Like several other engineers, I’m disturbed by the white spaces debate. The White Space Coalition, and its para-technical boosters, argue something like this: “The NAB is a tiger, therefore the White Spaces must be unlicensed.” And they go on to offer the comparison with Wi-Fi and Bluetooth, arguing as Tom Evslin does on CircleID today that “If we got a lot of innovation from just a little unlicensed spectrum, it’s reasonable to assume that we’ll get a lot more innovation if there’s a lot more [unlicensed] spectrum available.”

According to this argument, Wi-Fi has been an unqualified success in every dimension. People who make this argument haven’t worked with Wi-Fi or Bluetooth systems in a serious way, or they would be aware that there are in fact problems, serious problems, with Wi-Fi deployments.

For one thing, Wi-Fi systems are affected by sources of interference they can’t detect directly, such as FM Baby Monitors, cordless phones, and wireless security cameras. Running Wi-Fi on the same channel as one of these devices causes extremely high error rates. If 2.4 and 5.x GHz devices were required to emit a universally detectable frame preamble much of this nonsense could be avoided.

And for another, we have the problem of newer Wi-Fi devices producing frames that aren’t detectable by older (esp. 802.11 and 802.11b gear) without an overhead frame that reduces throughput substantially. If we could declare anything older than 802.11a and .11g illegal, we could use the spectrum we have much more efficiently.

For another, we don’t have enough adjacent channel spectrum to use the newest version of Wi-Fi, 40 MHz 802.11n, effectively in the 2.4 GHz band.

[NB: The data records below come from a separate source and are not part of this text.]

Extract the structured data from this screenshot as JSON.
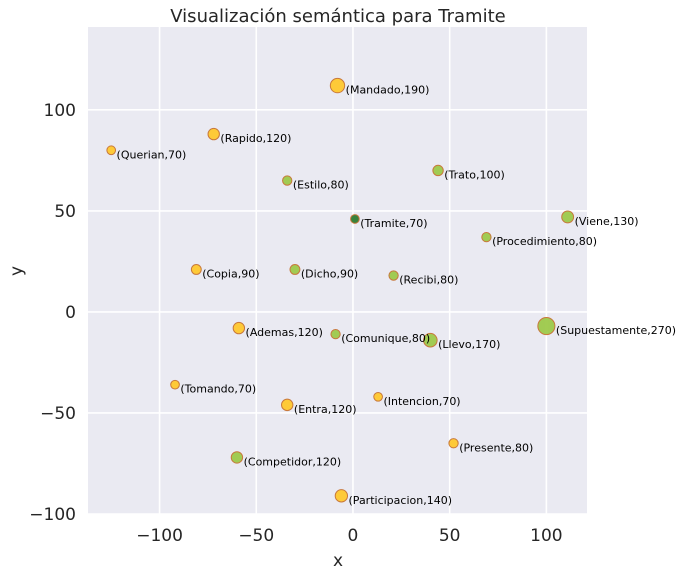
{
  "chart_data": {
    "type": "scatter",
    "title": "Visualización semántica para Tramite",
    "xlabel": "x",
    "ylabel": "y",
    "xlim": [
      -137,
      121
    ],
    "ylim": [
      -100,
      141
    ],
    "xticks": [
      -100,
      -50,
      0,
      50,
      100
    ],
    "yticks": [
      -100,
      -50,
      0,
      50,
      100
    ],
    "xtick_labels": [
      "−100",
      "−50",
      "0",
      "50",
      "100"
    ],
    "ytick_labels": [
      "−100",
      "−50",
      "0",
      "50",
      "100"
    ],
    "grid": true,
    "colors": {
      "background": "#eaeaf2",
      "grid": "#ffffff",
      "yellow": "#ffc82d",
      "green": "#9dc94a",
      "target": "#2e7d32",
      "edge": "#c8783c"
    },
    "points": [
      {
        "word": "Mandado",
        "score": 190,
        "x": -8,
        "y": 112,
        "color": "yellow",
        "label": "(Mandado,190)"
      },
      {
        "word": "Rapido",
        "score": 120,
        "x": -72,
        "y": 88,
        "color": "yellow",
        "label": "(Rapido,120)"
      },
      {
        "word": "Querian",
        "score": 70,
        "x": -125,
        "y": 80,
        "color": "yellow",
        "label": "(Querian,70)"
      },
      {
        "word": "Estilo",
        "score": 80,
        "x": -34,
        "y": 65,
        "color": "green",
        "label": "(Estilo,80)"
      },
      {
        "word": "Trato",
        "score": 100,
        "x": 44,
        "y": 70,
        "color": "green",
        "label": "(Trato,100)"
      },
      {
        "word": "Tramite",
        "score": 70,
        "x": 1,
        "y": 46,
        "color": "target",
        "label": "(Tramite,70)"
      },
      {
        "word": "Viene",
        "score": 130,
        "x": 111,
        "y": 47,
        "color": "green",
        "label": "(Viene,130)"
      },
      {
        "word": "Procedimiento",
        "score": 80,
        "x": 69,
        "y": 37,
        "color": "green",
        "label": "(Procedimiento,80)"
      },
      {
        "word": "Copia",
        "score": 90,
        "x": -81,
        "y": 21,
        "color": "yellow",
        "label": "(Copia,90)"
      },
      {
        "word": "Dicho",
        "score": 90,
        "x": -30,
        "y": 21,
        "color": "green",
        "label": "(Dicho,90)"
      },
      {
        "word": "Recibi",
        "score": 80,
        "x": 21,
        "y": 18,
        "color": "green",
        "label": "(Recibi,80)"
      },
      {
        "word": "Ademas",
        "score": 120,
        "x": -59,
        "y": -8,
        "color": "yellow",
        "label": "(Ademas,120)"
      },
      {
        "word": "Comunique",
        "score": 80,
        "x": -9,
        "y": -11,
        "color": "green",
        "label": "(Comunique,80)"
      },
      {
        "word": "Llevo",
        "score": 170,
        "x": 40,
        "y": -14,
        "color": "green",
        "label": "(Llevo,170)"
      },
      {
        "word": "Supuestamente",
        "score": 270,
        "x": 100,
        "y": -7,
        "color": "green",
        "label": "(Supuestamente,270)"
      },
      {
        "word": "Tomando",
        "score": 70,
        "x": -92,
        "y": -36,
        "color": "yellow",
        "label": "(Tomando,70)"
      },
      {
        "word": "Entra",
        "score": 120,
        "x": -34,
        "y": -46,
        "color": "yellow",
        "label": "(Entra,120)"
      },
      {
        "word": "Intencion",
        "score": 70,
        "x": 13,
        "y": -42,
        "color": "yellow",
        "label": "(Intencion,70)"
      },
      {
        "word": "Presente",
        "score": 80,
        "x": 52,
        "y": -65,
        "color": "yellow",
        "label": "(Presente,80)"
      },
      {
        "word": "Competidor",
        "score": 120,
        "x": -60,
        "y": -72,
        "color": "green",
        "label": "(Competidor,120)"
      },
      {
        "word": "Participacion",
        "score": 140,
        "x": -6,
        "y": -91,
        "color": "yellow",
        "label": "(Participacion,140)"
      }
    ]
  }
}
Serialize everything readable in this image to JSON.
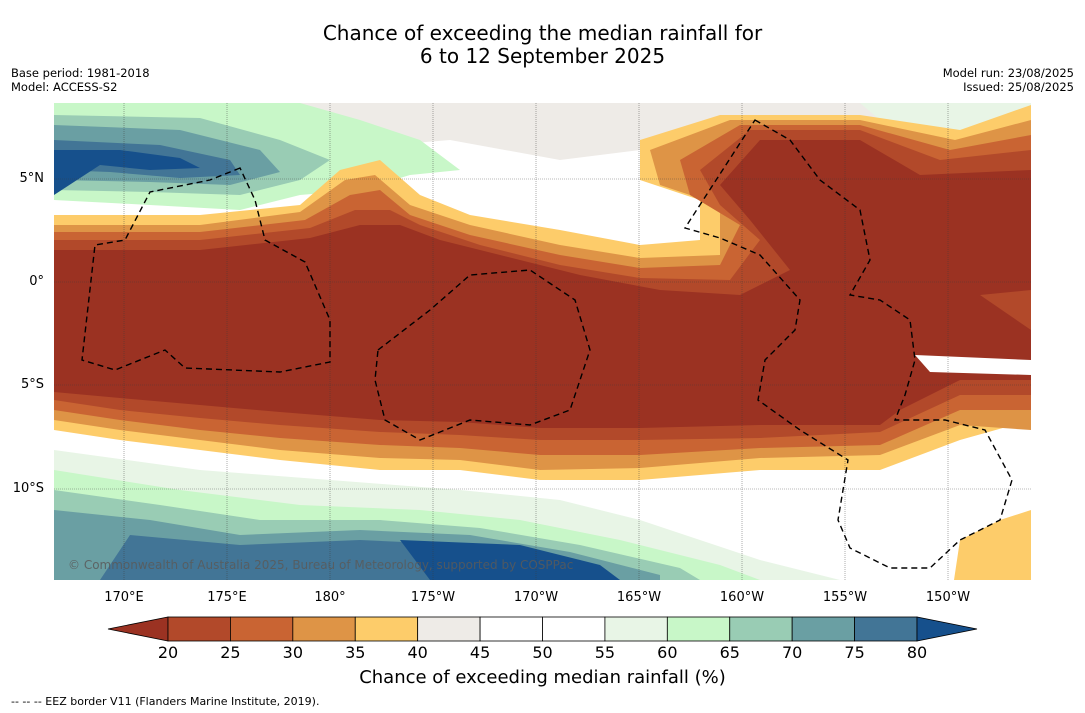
{
  "title": {
    "line1": "Chance of exceeding the median rainfall for",
    "line2": "6 to 12 September 2025"
  },
  "meta_left": {
    "base_period": "Base period: 1981-2018",
    "model": "Model: ACCESS-S2"
  },
  "meta_right": {
    "model_run": "Model run: 23/08/2025",
    "issued": "Issued: 25/08/2025"
  },
  "lat_labels": [
    "5°N",
    "0°",
    "5°S",
    "10°S"
  ],
  "lon_labels": [
    "170°E",
    "175°E",
    "180°",
    "175°W",
    "170°W",
    "165°W",
    "160°W",
    "155°W",
    "150°W"
  ],
  "copyright": "© Commonwealth of Australia 2025, Bureau of Meteorology, supported by COSPPac",
  "colorbar": {
    "ticks": [
      "20",
      "25",
      "30",
      "35",
      "40",
      "45",
      "50",
      "55",
      "60",
      "65",
      "70",
      "75",
      "80"
    ],
    "colors": [
      "#9b3222",
      "#b2492a",
      "#c96433",
      "#de9446",
      "#fdcc6a",
      "#eeebe7",
      "#ffffff",
      "#ffffff",
      "#e8f5e6",
      "#c8f7c8",
      "#99ccb4",
      "#6a9fa3",
      "#427596",
      "#16508c"
    ],
    "title": "Chance of exceeding median rainfall (%)"
  },
  "footer": "--  --  -- EEZ border V11 (Flanders Marine Institute, 2019)."
}
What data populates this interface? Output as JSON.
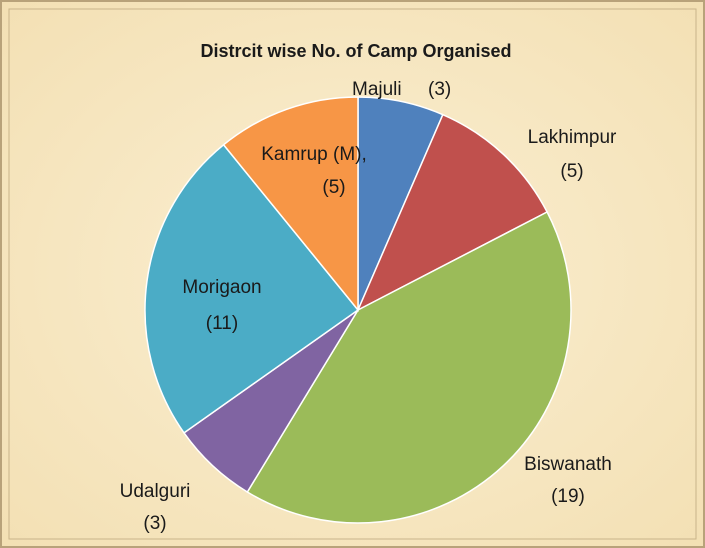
{
  "chart_data": {
    "type": "pie",
    "title": "Distrcit wise No. of Camp Organised",
    "categories": [
      "Majuli",
      "Lakhimpur",
      "Biswanath",
      "Udalguri",
      "Morigaon",
      "Kamrup (M),"
    ],
    "values": [
      3,
      5,
      19,
      3,
      11,
      5
    ],
    "value_labels": [
      "(3)",
      "(5)",
      "(19)",
      "(3)",
      "(11)",
      "(5)"
    ],
    "colors": [
      "#4f81bd",
      "#c0504d",
      "#9bbb59",
      "#8064a2",
      "#4bacc6",
      "#f79646"
    ]
  }
}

Speed inevitably depends on channel width, and the white spaces offer little dribs and drabs of spectrum all over the place, much of it in non-adjacent frequencies.

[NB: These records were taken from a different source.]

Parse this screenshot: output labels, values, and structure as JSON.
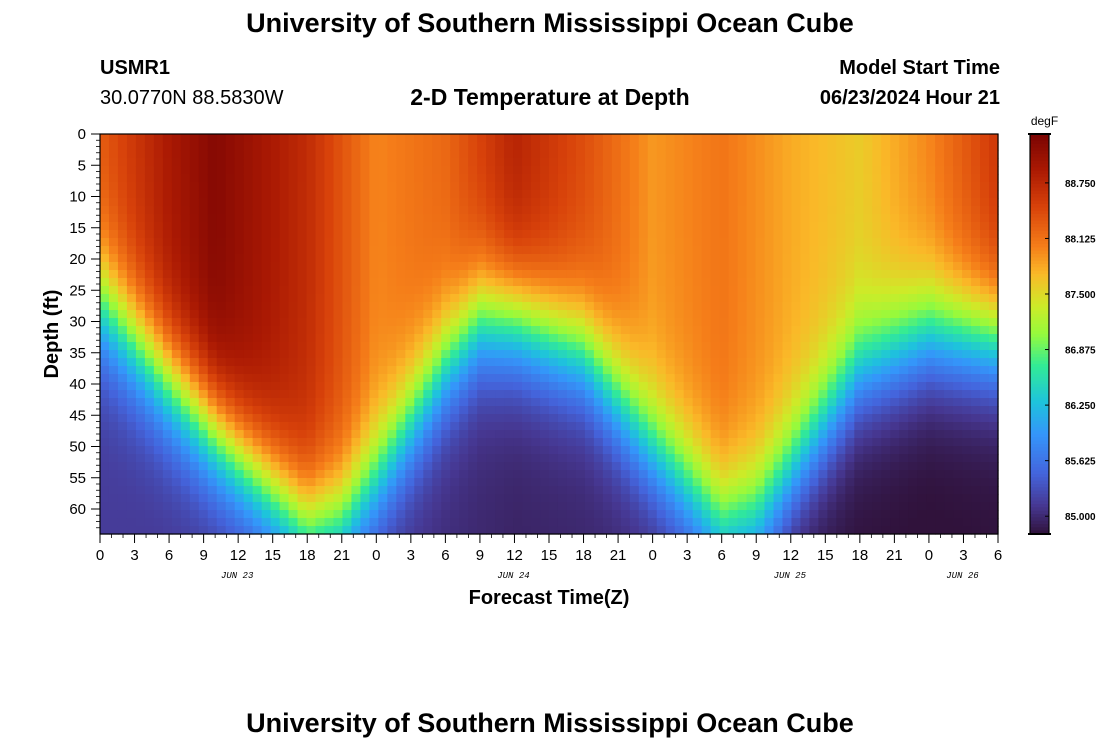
{
  "header": {
    "title": "University of Southern Mississippi Ocean Cube",
    "station_id": "USMR1",
    "coordinates": "30.0770N  88.5830W",
    "subtitle": "2-D Temperature at Depth",
    "model_start_label": "Model Start Time",
    "model_start_value": "06/23/2024 Hour 21"
  },
  "footer": {
    "title": "University of Southern Mississippi Ocean Cube"
  },
  "chart_data": {
    "type": "heatmap",
    "title": "2-D Temperature at Depth",
    "xlabel": "Forecast Time(Z)",
    "ylabel": "Depth (ft)",
    "x_tick_labels": [
      "0",
      "3",
      "6",
      "9",
      "12",
      "15",
      "18",
      "21",
      "0",
      "3",
      "6",
      "9",
      "12",
      "15",
      "18",
      "21",
      "0",
      "3",
      "6",
      "9",
      "12",
      "15",
      "18",
      "21",
      "0",
      "3",
      "6"
    ],
    "date_labels": [
      {
        "label": "JUN 23",
        "at_tick": 4
      },
      {
        "label": "JUN 24",
        "at_tick": 12
      },
      {
        "label": "JUN 25",
        "at_tick": 20
      },
      {
        "label": "JUN 26",
        "at_tick": 25
      }
    ],
    "xlim_hours": [
      0,
      78
    ],
    "ylim": [
      0,
      64
    ],
    "y_ticks": [
      0,
      5,
      10,
      15,
      20,
      25,
      30,
      35,
      40,
      45,
      50,
      55,
      60
    ],
    "colorbar": {
      "unit": "degF",
      "min": 84.8,
      "max": 89.3,
      "tick_values": [
        85.0,
        85.625,
        86.25,
        86.875,
        87.5,
        88.125,
        88.75
      ],
      "tick_labels": [
        "85.000",
        "85.625",
        "86.250",
        "86.875",
        "87.500",
        "88.125",
        "88.750"
      ]
    },
    "thermocline_depth_ft": {
      "hours": [
        0,
        6,
        12,
        18,
        21,
        24,
        30,
        33,
        36,
        42,
        48,
        54,
        57,
        60,
        66,
        72,
        78
      ],
      "values": [
        27,
        40,
        52,
        63,
        62,
        55,
        37,
        30,
        30,
        35,
        50,
        62,
        60,
        54,
        38,
        32,
        33
      ]
    },
    "surface_temp_degF": {
      "hours": [
        0,
        6,
        10,
        18,
        24,
        30,
        36,
        42,
        48,
        54,
        60,
        66,
        72,
        78
      ],
      "values": [
        88.3,
        88.9,
        89.2,
        88.7,
        88.0,
        88.2,
        88.8,
        88.4,
        87.9,
        88.1,
        87.8,
        87.6,
        88.0,
        88.6
      ]
    },
    "bottom_temp_degF": {
      "hours": [
        0,
        12,
        24,
        36,
        48,
        54,
        57,
        60,
        66,
        72,
        78
      ],
      "values": [
        85.15,
        85.1,
        85.1,
        84.95,
        85.0,
        85.2,
        85.3,
        84.85,
        84.8,
        84.78,
        84.8
      ]
    }
  }
}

But most importantly, Wi-Fi is the victim of its own success. As more people use Wi-Fi, we have share the limited number of channels across more Access Points, and they are not required to share channel space with each other in a particularly efficient way. We can certainly expect a lot of collisions, and therefore packet loss, from any uncoordinated channel access scheme, as Wi-Fi is, on a large geographic scale. This is the old “tragedy of the commons” scenario.

The problem of deploying wireless broadband is mainly a tradeoff of propagation, population, and bandwidth. The larger the population your signal covers, the greater the bandwidth needs to be in order to provide good performance. The nice thing about Wi-Fi is its limited propagation, because it permits extensive channel re-use without collisions. if the Wi-Fi signal in your neighbor’s house propagated twice as far, it has four times as many chances to collide with other users. So high power and great propagation isn’t an unmitigated good.

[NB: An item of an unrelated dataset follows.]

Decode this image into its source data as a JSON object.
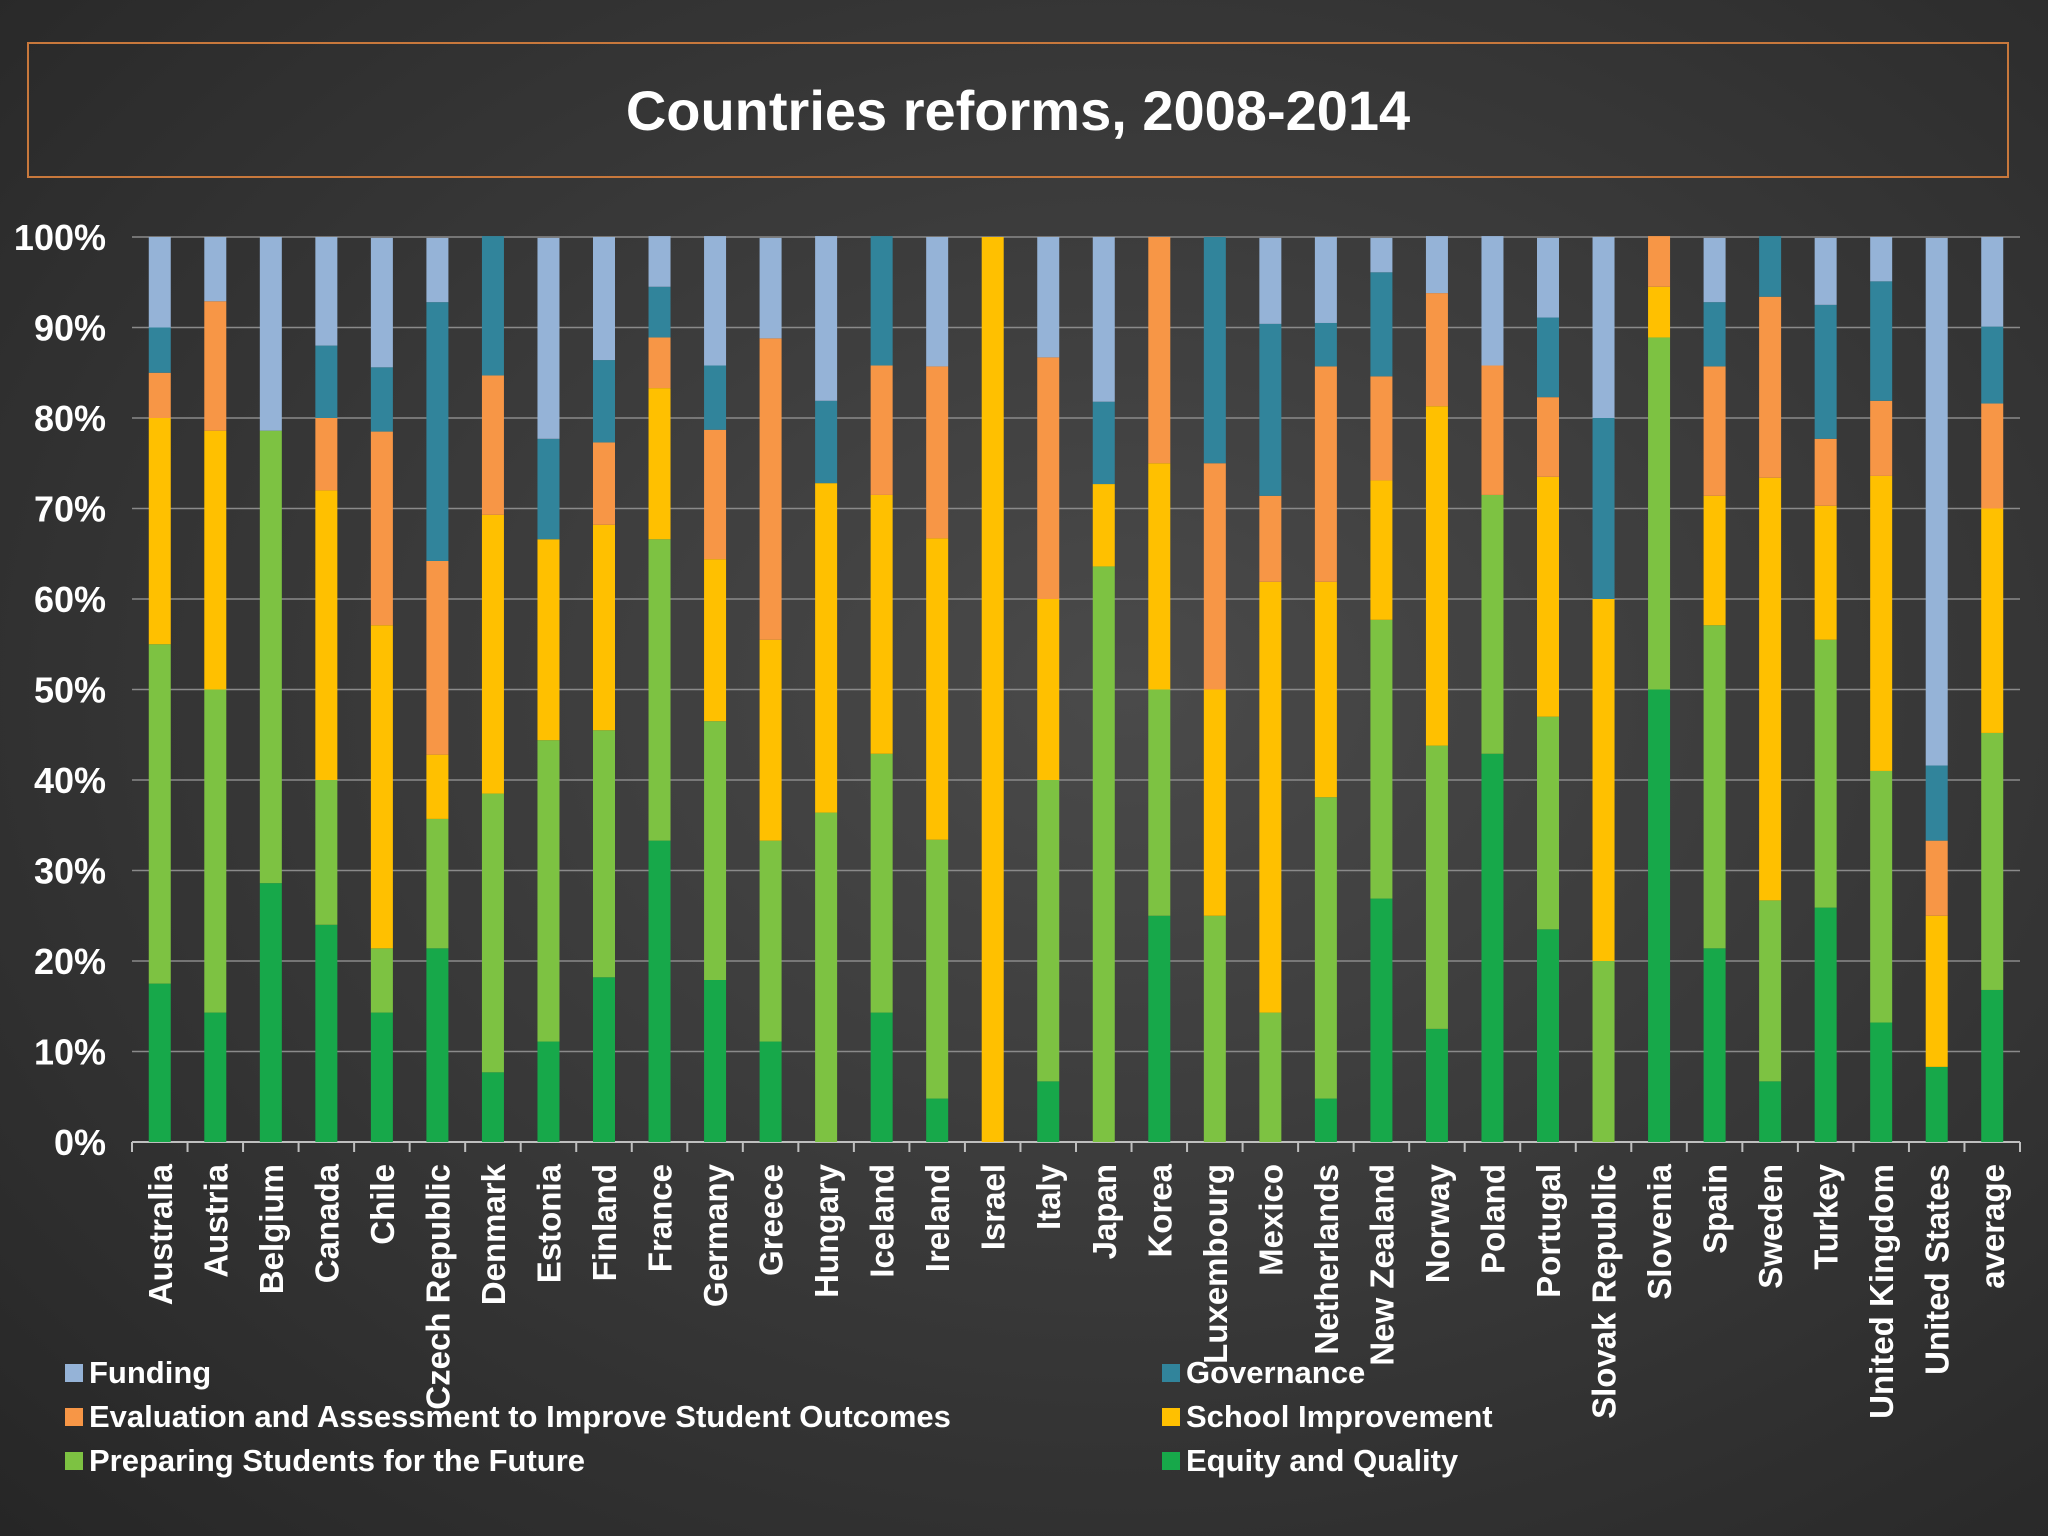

The advantage of licensing is that the license holder can apply authoritarian rules that ensure the spectrum is used efficiently. The disadvantage is that the license holder can over-charge for the use of such tightly-managed spectrum, and needs to in order to pay off the cost of his license.

The FCC needs to move into the 21st century and develop some digital rules for the use of unlicensed or lightly-licensed spectrum. The experiment I want to see concerns the development of these modern rules. We don’t need another Wi-Fi, we know how it worked out.

So let’s don’t squander the White Spaces opportunity with another knee-jerk response to the spectre of capitalism. I fully believe that people like Evslin, the White Space Coalition, and Susan Crawford are sincere in their belief that unlicensed White Spaces would be a boon to democracy, it’s just that their technical grasp of the subject matter is insufficient for their beliefs to amount to serious policy.